JAKARTA - Komisi Pemberantasan Korupsi (KPK) menyita rumah eks Gubernur Bengkulu Rohidin Mersyah di kawasan Yogyakarta yang nilainya mencapai miliaran rupiah. Penyitaan diketahui setelah penyidik memeriksa tiga saksi pada hari ini.
“Penyidik juga telah melakukan penyitaan atas satu bidang rumah tersebut. Bidang rumah tersebut diduga bernilai kurang lebih sebesar Rp1,5 miliar,” kata Juru Bicara KPK Tessa Mahardhika kepada wartawan dalam keterangan tertulisnya, Senin, 17 Maret.

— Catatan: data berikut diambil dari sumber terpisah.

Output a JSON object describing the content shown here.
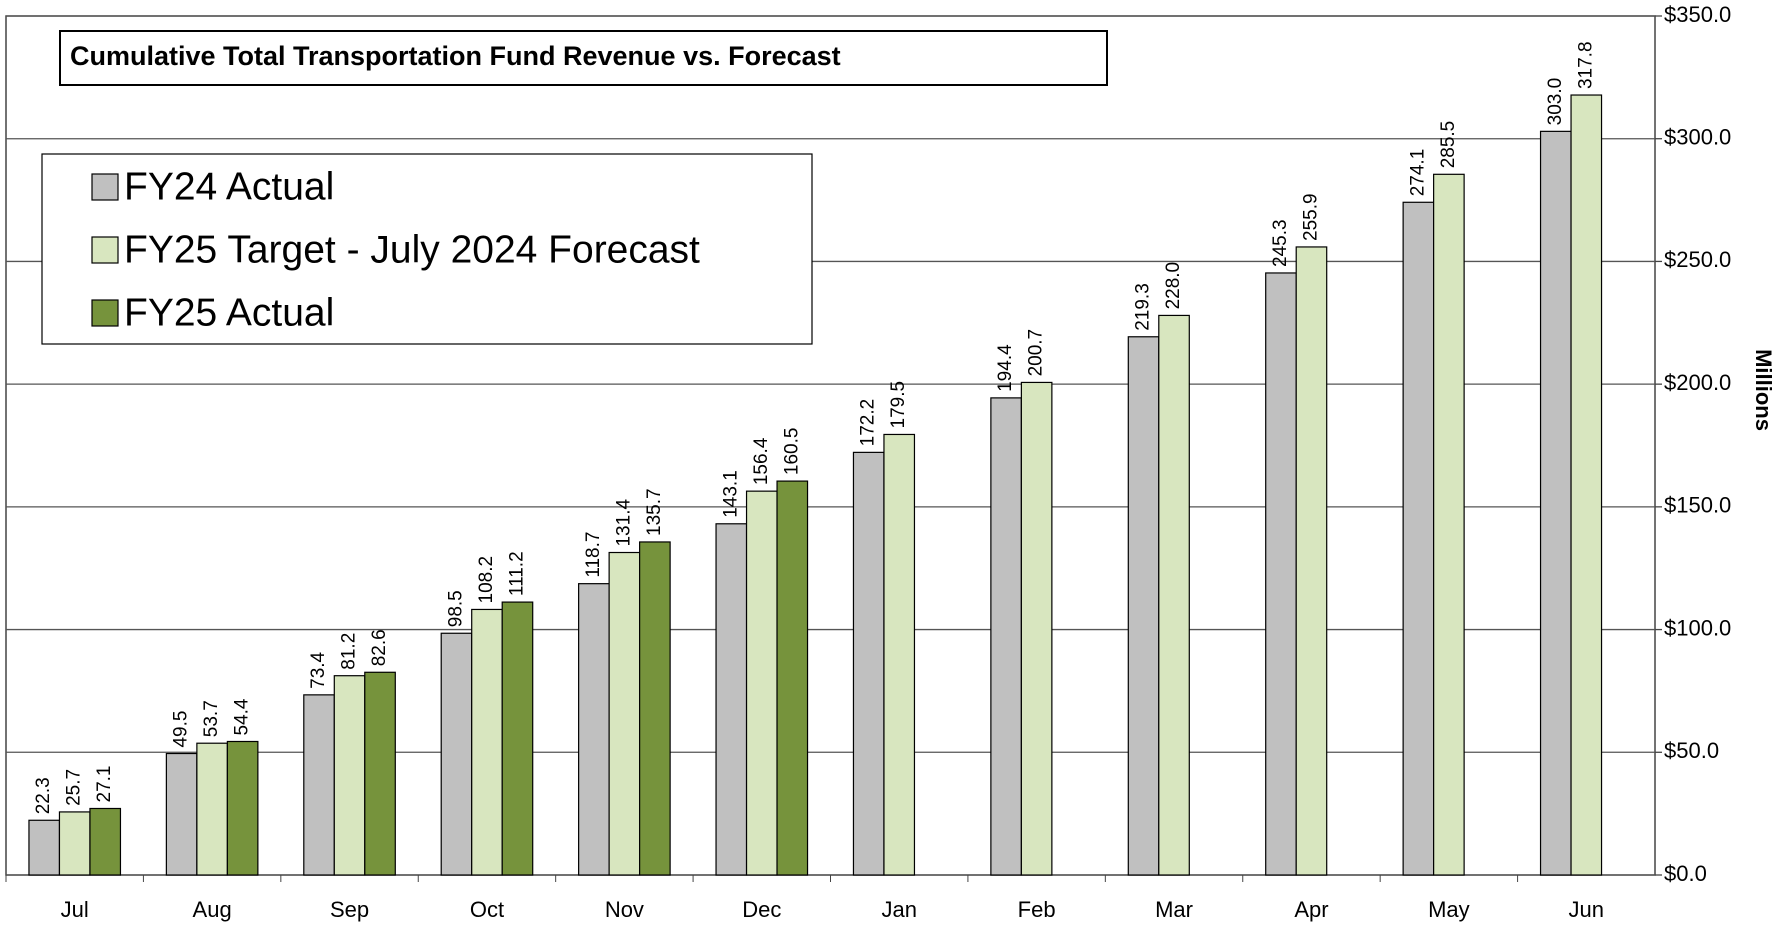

Tessa menyebut pendalaman proses pembelian rumah itu juga dilakukan penyidik terhadap tiga saksi. Mereka yang sudah dimintai keterangan adalah perwakilan staf dari Kantor Pertanahan Kabupaten Sleman; notaris bernama Swandari Handayani; dan wiraswasta bernama Naidatin Nida.

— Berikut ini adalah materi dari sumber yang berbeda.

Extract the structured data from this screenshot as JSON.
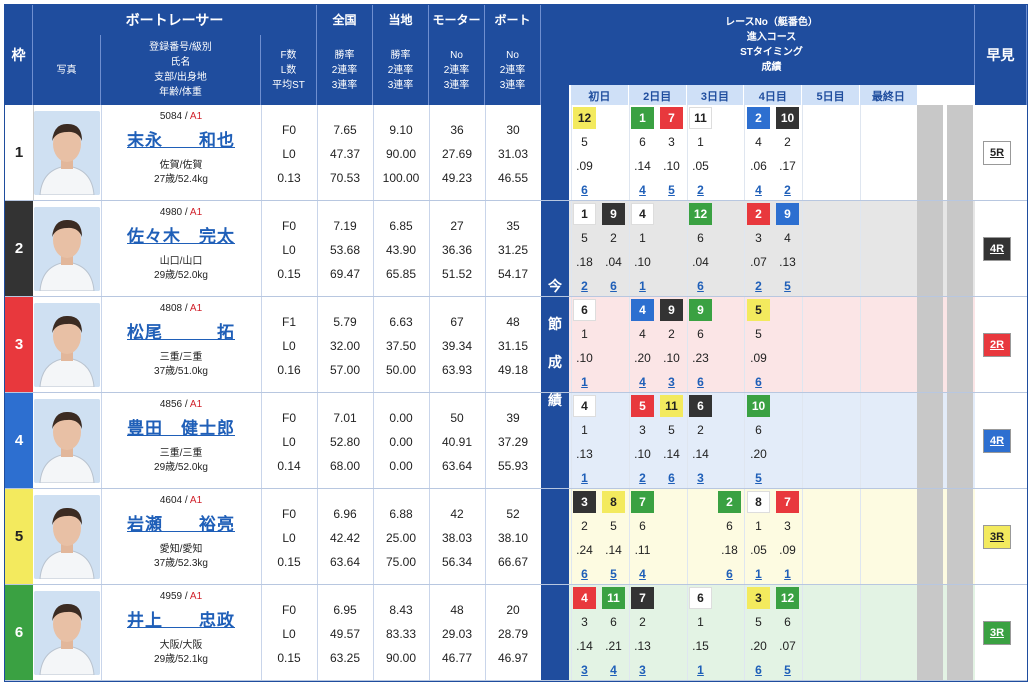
{
  "header": {
    "waku": "枠",
    "boatracer": "ボートレーサー",
    "photo": "写真",
    "info": [
      "登録番号/級別",
      "氏名",
      "支部/出身地",
      "年齢/体重"
    ],
    "fl": [
      "F数",
      "L数",
      "平均ST"
    ],
    "zenkoku": "全国",
    "touchi": "当地",
    "motor": "モーター",
    "boat": "ボート",
    "rate3": [
      "勝率",
      "2連率",
      "3連率"
    ],
    "rateNo": [
      "No",
      "2連率",
      "3連率"
    ],
    "race_title": [
      "レースNo（艇番色）",
      "進入コース",
      "STタイミング",
      "成績"
    ],
    "konsetsu": [
      "今",
      "節",
      "成",
      "績"
    ],
    "hayami": "早見",
    "days": [
      "初日",
      "2日目",
      "3日目",
      "4日目",
      "5日目",
      "最終日"
    ]
  },
  "colors": {
    "1": "#ffffff",
    "2": "#333333",
    "3": "#e8383d",
    "4": "#2d6fd0",
    "5": "#f3ea5e",
    "6": "#3aa142",
    "bgtint": [
      "#ffffff",
      "#e6e6e6",
      "#fbe5e6",
      "#e3ecf9",
      "#fdfbe1",
      "#e3f3e4"
    ]
  },
  "racers": [
    {
      "waku": "1",
      "regno": "5084",
      "cls": "A1",
      "name": "末永　　和也",
      "branch": "佐賀/佐賀",
      "agewt": "27歳/52.4kg",
      "f": "F0",
      "l": "L0",
      "st": "0.13",
      "zen": [
        "7.65",
        "47.37",
        "70.53"
      ],
      "tou": [
        "9.10",
        "90.00",
        "100.00"
      ],
      "motor": [
        "36",
        "27.69",
        "49.23"
      ],
      "boat": [
        "30",
        "31.03",
        "46.55"
      ],
      "races": [
        {
          "col": 0,
          "no": "12",
          "c": "5",
          "course": "5",
          "st": ".09",
          "res": "6"
        },
        {
          "col": 2,
          "no": "1",
          "c": "6",
          "course": "6",
          "st": ".14",
          "res": "4"
        },
        {
          "col": 3,
          "no": "7",
          "c": "3",
          "course": "3",
          "st": ".10",
          "res": "5"
        },
        {
          "col": 4,
          "no": "11",
          "c": "1",
          "course": "1",
          "st": ".05",
          "res": "2"
        },
        {
          "col": 6,
          "no": "2",
          "c": "4",
          "course": "4",
          "st": ".06",
          "res": "4"
        },
        {
          "col": 7,
          "no": "10",
          "c": "2",
          "course": "2",
          "st": ".17",
          "res": "2"
        }
      ],
      "hayami": "5R"
    },
    {
      "waku": "2",
      "regno": "4980",
      "cls": "A1",
      "name": "佐々木　完太",
      "branch": "山口/山口",
      "agewt": "29歳/52.0kg",
      "f": "F0",
      "l": "L0",
      "st": "0.15",
      "zen": [
        "7.19",
        "53.68",
        "69.47"
      ],
      "tou": [
        "6.85",
        "43.90",
        "65.85"
      ],
      "motor": [
        "27",
        "36.36",
        "51.52"
      ],
      "boat": [
        "35",
        "31.25",
        "54.17"
      ],
      "races": [
        {
          "col": 0,
          "no": "1",
          "c": "1",
          "course": "5",
          "st": ".18",
          "res": "2"
        },
        {
          "col": 1,
          "no": "9",
          "c": "2",
          "course": "2",
          "st": ".04",
          "res": "6"
        },
        {
          "col": 2,
          "no": "4",
          "c": "1",
          "course": "1",
          "st": ".10",
          "res": "1"
        },
        {
          "col": 4,
          "no": "12",
          "c": "6",
          "course": "6",
          "st": ".04",
          "res": "6"
        },
        {
          "col": 6,
          "no": "2",
          "c": "3",
          "course": "3",
          "st": ".07",
          "res": "2"
        },
        {
          "col": 7,
          "no": "9",
          "c": "4",
          "course": "4",
          "st": ".13",
          "res": "5"
        }
      ],
      "hayami": "4R"
    },
    {
      "waku": "3",
      "regno": "4808",
      "cls": "A1",
      "name": "松尾　　　拓",
      "branch": "三重/三重",
      "agewt": "37歳/51.0kg",
      "f": "F1",
      "l": "L0",
      "st": "0.16",
      "zen": [
        "5.79",
        "32.00",
        "57.00"
      ],
      "tou": [
        "6.63",
        "37.50",
        "50.00"
      ],
      "motor": [
        "67",
        "39.34",
        "63.93"
      ],
      "boat": [
        "48",
        "31.15",
        "49.18"
      ],
      "races": [
        {
          "col": 0,
          "no": "6",
          "c": "1",
          "course": "1",
          "st": ".10",
          "res": "1"
        },
        {
          "col": 2,
          "no": "4",
          "c": "4",
          "course": "4",
          "st": ".20",
          "res": "4"
        },
        {
          "col": 3,
          "no": "9",
          "c": "2",
          "course": "2",
          "st": ".10",
          "res": "3"
        },
        {
          "col": 4,
          "no": "9",
          "c": "6",
          "course": "6",
          "st": ".23",
          "res": "6"
        },
        {
          "col": 6,
          "no": "5",
          "c": "5",
          "course": "5",
          "st": ".09",
          "res": "6"
        }
      ],
      "hayami": "2R"
    },
    {
      "waku": "4",
      "regno": "4856",
      "cls": "A1",
      "name": "豊田　健士郎",
      "branch": "三重/三重",
      "agewt": "29歳/52.0kg",
      "f": "F0",
      "l": "L0",
      "st": "0.14",
      "zen": [
        "7.01",
        "52.80",
        "68.00"
      ],
      "tou": [
        "0.00",
        "0.00",
        "0.00"
      ],
      "motor": [
        "50",
        "40.91",
        "63.64"
      ],
      "boat": [
        "39",
        "37.29",
        "55.93"
      ],
      "races": [
        {
          "col": 0,
          "no": "4",
          "c": "1",
          "course": "1",
          "st": ".13",
          "res": "1"
        },
        {
          "col": 2,
          "no": "5",
          "c": "3",
          "course": "3",
          "st": ".10",
          "res": "2"
        },
        {
          "col": 3,
          "no": "11",
          "c": "5",
          "course": "5",
          "st": ".14",
          "res": "6"
        },
        {
          "col": 4,
          "no": "6",
          "c": "2",
          "course": "2",
          "st": ".14",
          "res": "3"
        },
        {
          "col": 6,
          "no": "10",
          "c": "6",
          "course": "6",
          "st": ".20",
          "res": "5"
        }
      ],
      "hayami": "4R"
    },
    {
      "waku": "5",
      "regno": "4604",
      "cls": "A1",
      "name": "岩瀬　　裕亮",
      "branch": "愛知/愛知",
      "agewt": "37歳/52.3kg",
      "f": "F0",
      "l": "L0",
      "st": "0.15",
      "zen": [
        "6.96",
        "42.42",
        "63.64"
      ],
      "tou": [
        "6.88",
        "25.00",
        "75.00"
      ],
      "motor": [
        "42",
        "38.03",
        "56.34"
      ],
      "boat": [
        "52",
        "38.10",
        "66.67"
      ],
      "races": [
        {
          "col": 0,
          "no": "3",
          "c": "2",
          "course": "2",
          "st": ".24",
          "res": "6"
        },
        {
          "col": 1,
          "no": "8",
          "c": "5",
          "course": "5",
          "st": ".14",
          "res": "5"
        },
        {
          "col": 2,
          "no": "7",
          "c": "6",
          "course": "6",
          "st": ".11",
          "res": "4"
        },
        {
          "col": 5,
          "no": "2",
          "c": "6",
          "course": "6",
          "st": ".18",
          "res": "6"
        },
        {
          "col": 6,
          "no": "8",
          "c": "1",
          "course": "1",
          "st": ".05",
          "res": "1"
        },
        {
          "col": 7,
          "no": "7",
          "c": "3",
          "course": "3",
          "st": ".09",
          "res": "1"
        }
      ],
      "hayami": "3R"
    },
    {
      "waku": "6",
      "regno": "4959",
      "cls": "A1",
      "name": "井上　　忠政",
      "branch": "大阪/大阪",
      "agewt": "29歳/52.1kg",
      "f": "F0",
      "l": "L0",
      "st": "0.15",
      "zen": [
        "6.95",
        "49.57",
        "63.25"
      ],
      "tou": [
        "8.43",
        "83.33",
        "90.00"
      ],
      "motor": [
        "48",
        "29.03",
        "46.77"
      ],
      "boat": [
        "20",
        "28.79",
        "46.97"
      ],
      "races": [
        {
          "col": 0,
          "no": "4",
          "c": "3",
          "course": "3",
          "st": ".14",
          "res": "3"
        },
        {
          "col": 1,
          "no": "11",
          "c": "6",
          "course": "6",
          "st": ".21",
          "res": "4"
        },
        {
          "col": 2,
          "no": "7",
          "c": "2",
          "course": "2",
          "st": ".13",
          "res": "3"
        },
        {
          "col": 4,
          "no": "6",
          "c": "1",
          "course": "1",
          "st": ".15",
          "res": "1"
        },
        {
          "col": 6,
          "no": "3",
          "c": "5",
          "course": "5",
          "st": ".20",
          "res": "6"
        },
        {
          "col": 7,
          "no": "12",
          "c": "6",
          "course": "6",
          "st": ".07",
          "res": "5"
        }
      ],
      "hayami": "3R"
    }
  ]
}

“Pemeriksaan dilakukan di Polresta Sleman,” ujar juru bicara berlatar belakang penyidik tersebut.
Diberitakan sebelumnya, KPK menggelar operasi tangkap tangan (OTT) di Provinsi Bengkulu pada Sabtu, 23 November dan membawa delapan orang untuk dimintai keterangan. Tiga orang kemudian ditetapkan sebagai tersangka, yakni Gubernur Bengkulu Rohidin Mersyah, Sekretaris Daerah (Sekda) Provinsi Bengkulu Isnan Fajri dan Evrianshah alias Anca yang merupakan Adc Gubernur Bengkulu.
BACA JUGA:
Saat OTT dilakukan, penyidik menemukan uang senilai Rp7 miliar dalam pecahan mata uang rupiah, dolar Amerika Serikat, dan dolar Singapura. Pemerasan dan penerimaan gratifikasi itu disebut untuk membiayai Rohidin yang kembali maju sebagai calon petahana.
Dalam kasus ini, penyidik sudah menyita empat aset tanah dan bangunan yang diduga milik eks Gubernur Bengkulu Rohidin Mersyah pada 21 Februari lalu. Nilainya disebut komisi antirasuah mencapai Rp4,3 miliar.